Il sogno spezzato dal gelo svedese

FORCELLA AURINE . La Svezia e De Dorigo, un rapporto complicato. Prima di vivere la terribile notte di Volodalen, poco meno di un anno prima, nella settimana tra Natale e l’ultimo giorno dell’anno del 1963, nel pieno della preparazione olimpica in vista di Innsbruck 1964, in una 30 km in Svezia, Marcello esce di pista in una curva e nell’urto contro una pianta oltre alle ferite al viso subisce una gran botta all’anca: arriva ugualmente al traguardo ma ha il viso talmente coperto di sangue, che la ragazza in costume addetta al ritiro del pettorale scappa inorridita. Si trascina le conseguenze per tre settimane, tanto che non riesce neppure a mettere gli sci e perde quindi l'allenamento di qualità che avrebbe dovuto portarlo in gran forma all'appuntamento olimpico. E a Innsbruck arrivano piazzamenti non in linea con le aspettative suscitate dalle pre olimpiche dell’anno prima. A novembre del ’64 gli azzurri tornano in Svezia per rifinire la preparazione.

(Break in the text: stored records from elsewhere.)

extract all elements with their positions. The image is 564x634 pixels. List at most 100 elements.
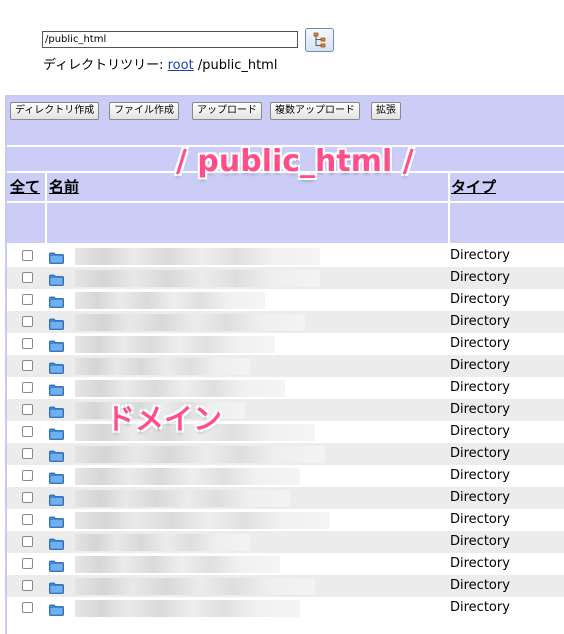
row-checkbox[interactable] xyxy=(22,448,33,459)
table-row[interactable]: Directory xyxy=(7,311,564,333)
row-checkbox[interactable] xyxy=(22,316,33,327)
row-checkbox[interactable] xyxy=(22,294,33,305)
redacted-folder-name[interactable] xyxy=(75,578,315,595)
upload-button[interactable]: アップロード xyxy=(192,102,262,120)
row-checkbox[interactable] xyxy=(22,492,33,503)
redacted-folder-name[interactable] xyxy=(75,380,285,397)
create-file-button[interactable]: ファイル作成 xyxy=(109,102,179,120)
tree-icon xyxy=(313,32,325,48)
redacted-folder-name[interactable] xyxy=(75,446,325,463)
folder-icon[interactable] xyxy=(49,403,64,422)
folder-icon[interactable] xyxy=(49,249,64,268)
table-row[interactable]: Directory xyxy=(7,355,564,377)
folder-icon[interactable] xyxy=(49,513,64,532)
redacted-folder-name[interactable] xyxy=(75,270,320,287)
folder-icon[interactable] xyxy=(49,469,64,488)
row-type: Directory xyxy=(450,534,510,549)
multi-upload-button[interactable]: 複数アップロード xyxy=(270,102,360,120)
folder-icon[interactable] xyxy=(49,601,64,620)
redacted-folder-name[interactable] xyxy=(75,534,250,551)
table-row[interactable]: Directory xyxy=(7,377,564,399)
column-divider xyxy=(448,173,450,243)
column-divider xyxy=(45,173,47,243)
folder-icon[interactable] xyxy=(49,579,64,598)
row-checkbox[interactable] xyxy=(22,536,33,547)
table-row[interactable]: Directory xyxy=(7,245,564,267)
annotation-title: / public_html / xyxy=(176,144,414,179)
folder-icon[interactable] xyxy=(49,447,64,466)
redacted-folder-name[interactable] xyxy=(75,600,300,617)
row-type: Directory xyxy=(450,336,510,351)
row-checkbox[interactable] xyxy=(22,558,33,569)
row-type: Directory xyxy=(450,358,510,373)
redacted-folder-name[interactable] xyxy=(75,512,330,529)
table-row[interactable]: Directory xyxy=(7,465,564,487)
type-header[interactable]: タイプ xyxy=(450,173,564,201)
row-checkbox[interactable] xyxy=(22,426,33,437)
row-type: Directory xyxy=(450,380,510,395)
create-directory-button[interactable]: ディレクトリ作成 xyxy=(10,102,100,120)
select-all-header[interactable]: 全て xyxy=(7,173,45,201)
row-checkbox[interactable] xyxy=(22,470,33,481)
row-type: Directory xyxy=(450,512,510,527)
row-checkbox[interactable] xyxy=(22,382,33,393)
folder-icon[interactable] xyxy=(49,535,64,554)
folder-icon[interactable] xyxy=(49,425,64,444)
table-row[interactable]: Directory xyxy=(7,509,564,531)
toolbar: ディレクトリ作成 ファイル作成 アップロード 複数アップロード 拡張 xyxy=(7,97,564,145)
table-row[interactable]: Directory xyxy=(7,443,564,465)
row-type: Directory xyxy=(450,402,510,417)
table-row[interactable]: Directory xyxy=(7,597,564,619)
folder-icon[interactable] xyxy=(49,337,64,356)
folder-icon[interactable] xyxy=(49,359,64,378)
folder-icon[interactable] xyxy=(49,381,64,400)
redacted-folder-name[interactable] xyxy=(75,248,320,265)
row-type: Directory xyxy=(450,600,510,615)
table-row[interactable]: Directory xyxy=(7,553,564,575)
breadcrumb-root-link[interactable]: root xyxy=(168,58,194,73)
row-checkbox[interactable] xyxy=(22,404,33,415)
row-type: Directory xyxy=(450,468,510,483)
row-type: Directory xyxy=(450,578,510,593)
row-checkbox[interactable] xyxy=(22,250,33,261)
row-checkbox[interactable] xyxy=(22,514,33,525)
file-list: Directory Directory Directory Directory Dire… xyxy=(7,245,564,619)
path-input[interactable] xyxy=(42,31,298,48)
redacted-folder-name[interactable] xyxy=(75,292,265,309)
redacted-folder-name[interactable] xyxy=(75,358,250,375)
table-row[interactable]: Directory xyxy=(7,575,564,597)
folder-icon[interactable] xyxy=(49,557,64,576)
row-checkbox[interactable] xyxy=(22,580,33,591)
folder-icon[interactable] xyxy=(49,293,64,312)
directory-tree-button[interactable] xyxy=(305,28,334,52)
row-type: Directory xyxy=(450,424,510,439)
table-row[interactable]: Directory xyxy=(7,333,564,355)
folder-icon[interactable] xyxy=(49,491,64,510)
annotation-domain: ドメイン xyxy=(106,402,223,436)
row-checkbox[interactable] xyxy=(22,360,33,371)
table-row[interactable]: Directory xyxy=(7,421,564,443)
table-row[interactable]: Directory xyxy=(7,487,564,509)
row-type: Directory xyxy=(450,556,510,571)
row-type: Directory xyxy=(450,248,510,263)
row-checkbox[interactable] xyxy=(22,272,33,283)
redacted-folder-name[interactable] xyxy=(75,556,280,573)
redacted-folder-name[interactable] xyxy=(75,336,275,353)
redacted-folder-name[interactable] xyxy=(75,314,305,331)
row-checkbox[interactable] xyxy=(22,602,33,613)
redacted-folder-name[interactable] xyxy=(75,468,300,485)
folder-icon[interactable] xyxy=(49,271,64,290)
row-checkbox[interactable] xyxy=(22,338,33,349)
folder-icon[interactable] xyxy=(49,315,64,334)
row-type: Directory xyxy=(450,314,510,329)
table-row[interactable]: Directory xyxy=(7,267,564,289)
breadcrumb: ディレクトリツリー: root /public_html xyxy=(43,58,277,74)
header-spacer-row xyxy=(7,203,564,243)
redacted-folder-name[interactable] xyxy=(75,490,290,507)
breadcrumb-current: /public_html xyxy=(197,58,278,73)
table-row[interactable]: Directory xyxy=(7,289,564,311)
extend-button[interactable]: 拡張 xyxy=(371,102,401,120)
row-type: Directory xyxy=(450,292,510,307)
table-row[interactable]: Directory xyxy=(7,399,564,421)
table-row[interactable]: Directory xyxy=(7,531,564,553)
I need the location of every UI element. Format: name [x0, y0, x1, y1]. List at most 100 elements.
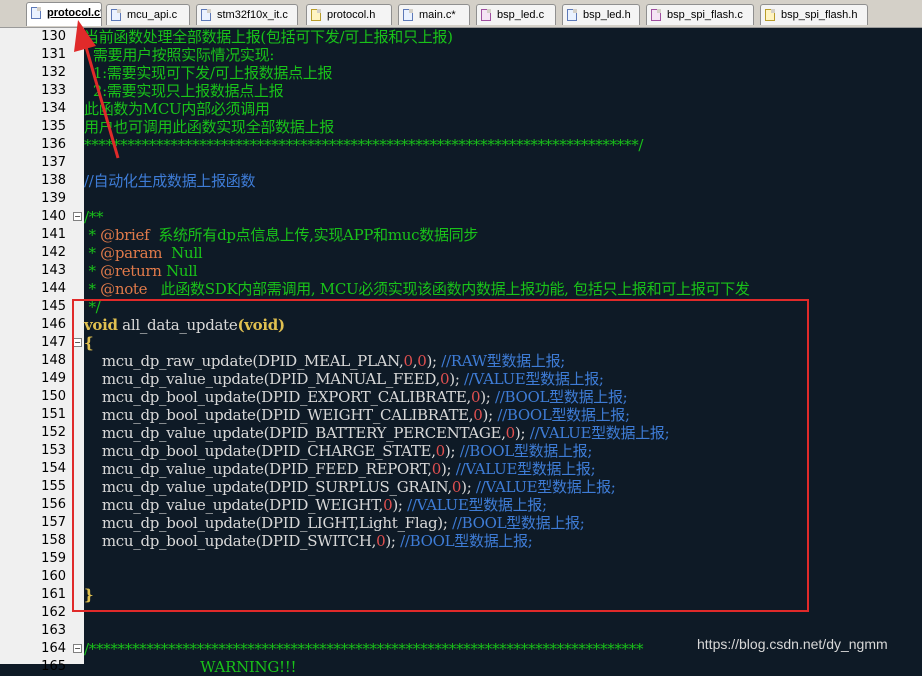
line-number: 154: [41, 461, 66, 476]
code-text: /***************************************…: [84, 640, 643, 658]
code-token: Null: [161, 262, 198, 280]
tab-label: bsp_led.c: [497, 9, 545, 21]
line-number: 139: [41, 191, 66, 206]
tab-label: bsp_spi_flash.h: [781, 9, 858, 21]
line-number: 158: [41, 533, 66, 548]
line-number: 152: [41, 425, 66, 440]
line-number: 164: [41, 641, 66, 656]
file-icon: [651, 9, 661, 21]
line-number: 143: [41, 263, 66, 278]
code-text: 用户也可调用此函数实现全部数据上报: [84, 118, 334, 136]
line-number: 141: [41, 227, 66, 242]
tab-bsp-spi-flash-c[interactable]: bsp_spi_flash.c: [646, 4, 754, 25]
code-line: 134 此函数为MCU内部必须调用: [0, 100, 922, 118]
file-icon: [567, 9, 577, 21]
code-text: * @param Null: [84, 244, 202, 262]
file-icon: [311, 9, 321, 21]
tab-bsp-led-c[interactable]: bsp_led.c: [476, 4, 556, 25]
code-line: 135 用户也可调用此函数实现全部数据上报: [0, 118, 922, 136]
tab-protocol-h[interactable]: protocol.h: [306, 4, 392, 25]
tab-protocol-c[interactable]: protocol.c*: [26, 2, 102, 26]
line-number: 144: [41, 281, 66, 296]
code-text: * @return Null: [84, 262, 197, 280]
code-line: 141 * @brief 系统所有dp点信息上传,实现APP和muc数据同步: [0, 226, 922, 244]
file-icon: [111, 9, 121, 21]
code-line: 139: [0, 190, 922, 208]
code-text: WARNING!!!: [84, 658, 296, 676]
code-line: 130 当前函数处理全部数据上报(包括可下发/可上报和只上报): [0, 28, 922, 46]
code-token: 2:需要实现只上报数据点上报: [84, 82, 284, 100]
line-number: 140: [41, 209, 66, 224]
code-text: 1:需要实现可下发/可上报数据点上报: [84, 64, 333, 82]
code-token: @param: [100, 244, 163, 262]
code-token: 用户也可调用此函数实现全部数据上报: [84, 118, 334, 136]
code-token: 当前函数处理全部数据上报(包括可下发/可上报和只上报): [84, 28, 453, 46]
line-number: 138: [41, 173, 66, 188]
tab-main-c[interactable]: main.c*: [398, 4, 470, 25]
line-number: 130: [41, 29, 66, 44]
code-line: 142 * @param Null: [0, 244, 922, 262]
tab-stm32f10x-it-c[interactable]: stm32f10x_it.c: [196, 4, 298, 25]
line-number: 149: [41, 371, 66, 386]
code-token: 系统所有dp点信息上传,实现APP和muc数据同步: [149, 226, 479, 244]
tab-bsp-spi-flash-h[interactable]: bsp_spi_flash.h: [760, 4, 868, 25]
code-text: ****************************************…: [84, 136, 643, 154]
line-number: 136: [41, 137, 66, 152]
tab-bsp-led-h[interactable]: bsp_led.h: [562, 4, 640, 25]
code-token: 1:需要实现可下发/可上报数据点上报: [84, 64, 333, 82]
file-icon: [31, 7, 41, 19]
code-token: /**: [84, 208, 104, 226]
line-number: 159: [41, 551, 66, 566]
tab-label: protocol.h: [327, 9, 376, 21]
code-line: 133 2:需要实现只上报数据点上报: [0, 82, 922, 100]
code-line: 137: [0, 154, 922, 172]
line-number: 150: [41, 389, 66, 404]
line-number: 131: [41, 47, 66, 62]
line-number: 132: [41, 65, 66, 80]
tab-label: protocol.c*: [47, 7, 102, 19]
code-line: 143 * @return Null: [0, 262, 922, 280]
line-number: 134: [41, 101, 66, 116]
line-number: 133: [41, 83, 66, 98]
tab-label: bsp_spi_flash.c: [667, 9, 743, 21]
line-number: 148: [41, 353, 66, 368]
code-text: 2:需要实现只上报数据点上报: [84, 82, 284, 100]
file-icon: [403, 9, 413, 21]
code-token: *: [84, 244, 101, 262]
code-token: 需要用户按照实际情况实现:: [84, 46, 275, 64]
tab-label: stm32f10x_it.c: [217, 9, 288, 21]
code-line: 136 *************************************…: [0, 136, 922, 154]
code-token: @brief: [100, 226, 150, 244]
line-number: 145: [41, 299, 66, 314]
code-token: WARNING!!!: [84, 658, 297, 676]
fold-toggle-icon[interactable]: −: [73, 644, 82, 653]
line-number: 162: [41, 605, 66, 620]
file-icon: [481, 9, 491, 21]
code-token: /***************************************…: [84, 640, 644, 658]
code-text: //自动化生成数据上报函数: [84, 172, 256, 190]
line-number: 163: [41, 623, 66, 638]
line-number: 146: [41, 317, 66, 332]
code-token: 此函数为MCU内部必须调用: [84, 100, 270, 118]
code-text: 需要用户按照实际情况实现:: [84, 46, 274, 64]
code-token: *: [84, 226, 101, 244]
code-token: *: [84, 280, 101, 298]
line-number: 147: [41, 335, 66, 350]
watermark-text: https://blog.csdn.net/dy_ngmm: [697, 636, 888, 652]
code-line: 131 需要用户按照实际情况实现:: [0, 46, 922, 64]
code-line: 144 * @note 此函数SDK内部需调用, MCU必须实现该函数内数据上报…: [0, 280, 922, 298]
line-number: 155: [41, 479, 66, 494]
code-token: @return: [100, 262, 162, 280]
code-text: * @brief 系统所有dp点信息上传,实现APP和muc数据同步: [84, 226, 478, 244]
line-number: 157: [41, 515, 66, 530]
code-text: * @note 此函数SDK内部需调用, MCU必须实现该函数内数据上报功能, …: [84, 280, 749, 298]
fold-toggle-icon[interactable]: −: [73, 212, 82, 221]
line-number: 161: [41, 587, 66, 602]
tab-label: main.c*: [419, 9, 456, 21]
line-number: 137: [41, 155, 66, 170]
line-number: 153: [41, 443, 66, 458]
tab-mcu-api-c[interactable]: mcu_api.c: [106, 4, 190, 25]
line-number: 156: [41, 497, 66, 512]
code-line: 132 1:需要实现可下发/可上报数据点上报: [0, 64, 922, 82]
code-token: @note: [100, 280, 148, 298]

E qui, a Volodalen, nel centro gestito da Gosta Olander, il 28 novembre la carriera di “Celi” finisce. Ad appena 27 anni. Dopo un’avventura agghiacciante. Quel mattino De Dorigo era uscito per la consueta razione di chilometri. La temperatura era rigida, - 15°, e Marcello aveva messo dei guanti troppo leggeri. Così era rientrato a cambiarli e a sostituire la fascia para orecchie con un berretto di lana. Al momento di ripartire, viene tradito da una fitta nebbia: mentre i compagni completavano l’allenamento senza riuscire a raggiungerli, De Dorigo proseguiva su una pista sbagliata che si spingeva tra i boschi.

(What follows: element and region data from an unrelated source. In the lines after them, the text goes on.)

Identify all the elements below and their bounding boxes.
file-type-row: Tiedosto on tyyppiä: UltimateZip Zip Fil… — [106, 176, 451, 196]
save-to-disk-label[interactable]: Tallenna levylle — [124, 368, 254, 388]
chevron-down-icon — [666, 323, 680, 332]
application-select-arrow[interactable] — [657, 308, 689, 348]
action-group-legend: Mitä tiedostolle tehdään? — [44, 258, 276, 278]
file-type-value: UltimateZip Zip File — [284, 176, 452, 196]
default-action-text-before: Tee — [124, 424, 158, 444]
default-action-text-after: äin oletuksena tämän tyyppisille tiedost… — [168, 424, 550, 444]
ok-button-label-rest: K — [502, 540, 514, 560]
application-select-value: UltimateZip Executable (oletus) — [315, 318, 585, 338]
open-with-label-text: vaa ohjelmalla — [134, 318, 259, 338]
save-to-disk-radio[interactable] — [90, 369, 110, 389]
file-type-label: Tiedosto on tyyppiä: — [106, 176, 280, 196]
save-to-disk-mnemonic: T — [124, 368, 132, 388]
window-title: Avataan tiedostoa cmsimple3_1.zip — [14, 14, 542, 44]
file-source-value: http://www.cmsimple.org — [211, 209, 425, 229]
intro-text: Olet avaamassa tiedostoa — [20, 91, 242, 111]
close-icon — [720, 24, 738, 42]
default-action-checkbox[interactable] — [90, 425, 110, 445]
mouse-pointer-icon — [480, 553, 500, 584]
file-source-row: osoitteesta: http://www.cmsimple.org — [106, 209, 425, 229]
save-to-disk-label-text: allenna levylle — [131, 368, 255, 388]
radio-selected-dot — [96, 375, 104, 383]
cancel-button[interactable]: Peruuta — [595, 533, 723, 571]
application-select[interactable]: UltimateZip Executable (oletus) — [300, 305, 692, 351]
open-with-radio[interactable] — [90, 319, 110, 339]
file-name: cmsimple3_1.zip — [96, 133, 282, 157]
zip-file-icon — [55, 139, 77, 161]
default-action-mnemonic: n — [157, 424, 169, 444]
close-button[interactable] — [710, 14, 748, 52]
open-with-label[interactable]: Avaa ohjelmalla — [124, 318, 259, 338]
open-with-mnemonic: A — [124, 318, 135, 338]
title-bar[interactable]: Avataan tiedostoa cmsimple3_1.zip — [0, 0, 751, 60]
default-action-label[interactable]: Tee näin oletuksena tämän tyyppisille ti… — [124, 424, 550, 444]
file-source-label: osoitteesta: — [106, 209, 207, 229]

Marcello vaga per ore, con temperature che diventavano sempre più rigide. Gli azzurri si mettono a cercarlo. Verso mezzanotte De Dorigo vede in lontananza le luci di Volodalen, che però spariscono non appena scende dalla collina e si inoltra nel bosco. Stravolto dalla fatica e dal freddo, “Celi” rimane lucido: ha l’avvertenza si stabilire la rotta da prendere orientandosi su tre stelle posizionate sulla direzione di Volodalen. Si avvia ma in discesa cade e rompe uno sci. Deve proseguire a piedi ma le gambe non lo reggono più. Alle 3 di notte decide di fermarsi, levarsi scarpe e calze per massaggiare i piedi nel tentativo di riattivare la circolazione. Riparte e si trascina per altre tre ore. Alle 6 del mattino trova una guida lappone, alle 7 arrivano i soccorritori ma la situazione è grave.
Le sue eccezionali doti fisiche e di spirito gli hanno consentito di sopravvivere 22 ore al gelo, ma gli vengono amputate sei dita dei piedi: con il fondo agonistico ha chiuso perché, pur riuscendo ancora a sciare, i piedi con il freddo perdevano ogni sensibilità e rischiava nuovamente il congelamento. (i.t.)